What the fund is supposed to do

According to DOJ’s own announcement, the Anti-Weaponization Fund will receive $1.776 billion from the federal judgment fund. It is supposed to provide a process for people who say they suffered “weaponization and lawfare” to seek formal apologies and monetary relief.

Acting Attorney General Todd Blanche said the department is creating “a lawful process for victims of lawfare and weaponization to be heard and seek redress.” DOJ says there are no partisan requirements to file a claim, the fund will have five members appointed by the attorney general, and any remaining money will revert to the federal government when the fund closes.

The political sensitivity is obvious: the fund is being created by the Trump administration after a settlement with Trump himself, using public money, and eligibility rules have not yet been publicly tested in court.

U.S. Capitol grounds during the January 6 attackPhoto: U.S. Capitol grounds during the January 6 attack — Tyler Merbler / Wikimedia Commons, CC BY 2.0

Why Dunn and Hodges object

The officers argue the fund is not a neutral claims process but a legally improper vehicle that could reward people involved in political violence. CBS News reported that the complaint specifically warns that claim criteria could allow payments to “Proud Boys and January 6 rioters.”

That is the core tension. DOJ has not said outright that people convicted for January 6 offenses, and later pardoned by Trump, would be barred from applying. The department has also not published a final cap, eligibility screen, or public list of excluded categories. Until those rules exist, the officers’ argument is aimed at the fund’s structure and foreseeable use, not just a single payout.
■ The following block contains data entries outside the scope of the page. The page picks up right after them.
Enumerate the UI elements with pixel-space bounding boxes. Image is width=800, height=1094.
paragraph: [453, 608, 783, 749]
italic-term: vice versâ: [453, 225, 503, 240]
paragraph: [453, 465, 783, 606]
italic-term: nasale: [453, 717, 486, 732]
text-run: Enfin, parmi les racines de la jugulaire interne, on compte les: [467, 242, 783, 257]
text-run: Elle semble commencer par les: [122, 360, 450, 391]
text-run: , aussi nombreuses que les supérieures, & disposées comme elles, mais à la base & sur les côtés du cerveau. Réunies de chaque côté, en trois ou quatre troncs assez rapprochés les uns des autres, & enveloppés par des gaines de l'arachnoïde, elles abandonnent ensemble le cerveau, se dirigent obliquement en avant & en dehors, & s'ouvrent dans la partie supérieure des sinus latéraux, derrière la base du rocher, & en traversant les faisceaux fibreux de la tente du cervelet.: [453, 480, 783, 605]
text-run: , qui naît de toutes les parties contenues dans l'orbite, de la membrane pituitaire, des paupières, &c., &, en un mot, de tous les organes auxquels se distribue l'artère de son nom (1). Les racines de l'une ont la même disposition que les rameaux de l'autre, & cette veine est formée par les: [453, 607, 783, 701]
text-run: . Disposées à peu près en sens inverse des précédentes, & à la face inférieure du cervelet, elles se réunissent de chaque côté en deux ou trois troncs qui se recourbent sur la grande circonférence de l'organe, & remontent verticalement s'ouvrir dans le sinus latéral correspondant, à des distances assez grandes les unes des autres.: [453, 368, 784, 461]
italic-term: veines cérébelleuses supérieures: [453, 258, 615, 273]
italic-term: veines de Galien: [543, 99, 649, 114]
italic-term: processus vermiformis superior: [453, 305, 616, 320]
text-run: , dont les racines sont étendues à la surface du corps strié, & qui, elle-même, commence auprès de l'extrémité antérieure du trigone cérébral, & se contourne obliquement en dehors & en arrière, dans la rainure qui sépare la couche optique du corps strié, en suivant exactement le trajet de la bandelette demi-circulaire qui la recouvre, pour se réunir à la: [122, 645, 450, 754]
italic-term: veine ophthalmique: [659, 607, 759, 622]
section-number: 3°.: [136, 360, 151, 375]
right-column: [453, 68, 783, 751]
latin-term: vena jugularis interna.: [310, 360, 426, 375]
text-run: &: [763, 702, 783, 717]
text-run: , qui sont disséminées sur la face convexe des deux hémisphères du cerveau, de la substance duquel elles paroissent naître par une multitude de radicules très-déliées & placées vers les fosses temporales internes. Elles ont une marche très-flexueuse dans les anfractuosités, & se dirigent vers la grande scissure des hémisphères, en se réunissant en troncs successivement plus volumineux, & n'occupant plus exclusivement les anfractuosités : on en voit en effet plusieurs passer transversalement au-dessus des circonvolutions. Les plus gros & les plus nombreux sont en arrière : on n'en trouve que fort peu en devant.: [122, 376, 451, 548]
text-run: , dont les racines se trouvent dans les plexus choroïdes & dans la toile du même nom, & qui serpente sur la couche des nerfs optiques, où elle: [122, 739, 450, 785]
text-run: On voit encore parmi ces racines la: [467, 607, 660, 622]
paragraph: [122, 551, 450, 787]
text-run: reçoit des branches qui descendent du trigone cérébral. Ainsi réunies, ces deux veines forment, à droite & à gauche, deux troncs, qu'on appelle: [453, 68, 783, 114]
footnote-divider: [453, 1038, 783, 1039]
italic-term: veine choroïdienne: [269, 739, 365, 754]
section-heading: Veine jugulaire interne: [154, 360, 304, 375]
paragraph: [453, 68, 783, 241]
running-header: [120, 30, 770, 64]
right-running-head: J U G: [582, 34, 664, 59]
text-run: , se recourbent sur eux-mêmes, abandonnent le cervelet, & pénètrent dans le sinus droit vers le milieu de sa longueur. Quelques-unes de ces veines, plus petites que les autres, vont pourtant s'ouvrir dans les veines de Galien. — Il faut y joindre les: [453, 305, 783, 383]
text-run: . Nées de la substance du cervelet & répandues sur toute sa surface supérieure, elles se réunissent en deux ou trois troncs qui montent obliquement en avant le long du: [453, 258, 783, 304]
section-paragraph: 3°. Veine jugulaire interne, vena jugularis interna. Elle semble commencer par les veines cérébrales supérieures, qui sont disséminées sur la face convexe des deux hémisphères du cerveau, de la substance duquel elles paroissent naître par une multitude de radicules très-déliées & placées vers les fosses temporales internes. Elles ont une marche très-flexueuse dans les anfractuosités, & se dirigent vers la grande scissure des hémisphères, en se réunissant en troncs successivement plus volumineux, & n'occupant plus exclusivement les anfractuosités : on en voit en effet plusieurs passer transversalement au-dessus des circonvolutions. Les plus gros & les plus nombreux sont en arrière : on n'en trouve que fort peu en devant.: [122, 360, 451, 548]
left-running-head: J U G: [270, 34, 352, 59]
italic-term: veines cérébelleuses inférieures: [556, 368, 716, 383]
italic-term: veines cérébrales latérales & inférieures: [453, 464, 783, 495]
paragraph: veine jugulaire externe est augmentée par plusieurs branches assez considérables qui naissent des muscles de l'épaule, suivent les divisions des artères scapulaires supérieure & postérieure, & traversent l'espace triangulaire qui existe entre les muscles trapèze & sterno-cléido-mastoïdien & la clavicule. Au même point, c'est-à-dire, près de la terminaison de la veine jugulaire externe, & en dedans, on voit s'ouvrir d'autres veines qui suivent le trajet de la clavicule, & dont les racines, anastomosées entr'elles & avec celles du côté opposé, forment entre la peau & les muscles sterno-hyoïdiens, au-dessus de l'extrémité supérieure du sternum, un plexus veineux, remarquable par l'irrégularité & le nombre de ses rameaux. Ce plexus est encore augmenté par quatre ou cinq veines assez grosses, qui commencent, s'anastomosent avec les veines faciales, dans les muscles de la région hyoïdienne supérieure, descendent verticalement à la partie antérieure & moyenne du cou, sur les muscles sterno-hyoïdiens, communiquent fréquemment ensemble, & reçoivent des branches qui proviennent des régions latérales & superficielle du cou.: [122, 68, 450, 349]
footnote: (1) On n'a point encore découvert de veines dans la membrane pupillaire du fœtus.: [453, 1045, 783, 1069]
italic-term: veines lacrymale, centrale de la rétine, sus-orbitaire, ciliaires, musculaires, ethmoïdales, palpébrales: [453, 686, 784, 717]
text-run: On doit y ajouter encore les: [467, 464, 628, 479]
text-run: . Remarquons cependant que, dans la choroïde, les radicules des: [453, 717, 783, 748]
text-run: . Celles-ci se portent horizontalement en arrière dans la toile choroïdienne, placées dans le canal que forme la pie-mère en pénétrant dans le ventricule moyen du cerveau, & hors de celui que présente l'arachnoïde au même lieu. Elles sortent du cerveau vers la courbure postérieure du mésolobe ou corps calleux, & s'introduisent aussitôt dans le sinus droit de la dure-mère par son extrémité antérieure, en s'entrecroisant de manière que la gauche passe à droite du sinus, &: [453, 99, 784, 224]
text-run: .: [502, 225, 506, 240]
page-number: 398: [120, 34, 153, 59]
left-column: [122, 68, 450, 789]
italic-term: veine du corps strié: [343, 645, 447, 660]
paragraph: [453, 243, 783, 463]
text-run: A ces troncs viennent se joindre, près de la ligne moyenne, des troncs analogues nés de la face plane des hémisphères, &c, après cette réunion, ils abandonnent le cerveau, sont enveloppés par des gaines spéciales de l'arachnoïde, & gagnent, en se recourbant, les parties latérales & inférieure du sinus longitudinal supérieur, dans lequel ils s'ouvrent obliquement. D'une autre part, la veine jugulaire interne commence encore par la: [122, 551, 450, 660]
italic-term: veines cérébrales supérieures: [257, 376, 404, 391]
What is confirmed and what is still open

Confirmed: the DOJ announced a $1.776 billion fund; Dunn and Hodges filed a federal lawsuit seeking to block it; the fund is connected to the IRS-tax-return settlement; and major outlets including AP and CBS have reviewed the lawsuit and described the same basic claims.

Still open: whether a court will find the officers have standing, whether the judgment fund can lawfully be used this way, how DOJ will define eligible claimants, and whether any January 6 defendants or pardoned rioters would actually receive money.

Why it matters

This is not just another January 6 follow-up case. It is a fight over whether the executive branch can convert one presidential settlement into a broad public compensation system for politically framed grievances.

If the fund survives, it could become a major payout channel for Trump allies and others who say they were targeted by federal law enforcement. If the officers win an injunction, it would be the first major legal brake on the program and could force DOJ to defend the fund’s authority before any claims are paid.

NoDechev rating: confirmed. The lawsuit exists, the DOJ fund exists, and the unresolved question is whether courts will allow the $1.776 billion claims process to move forward.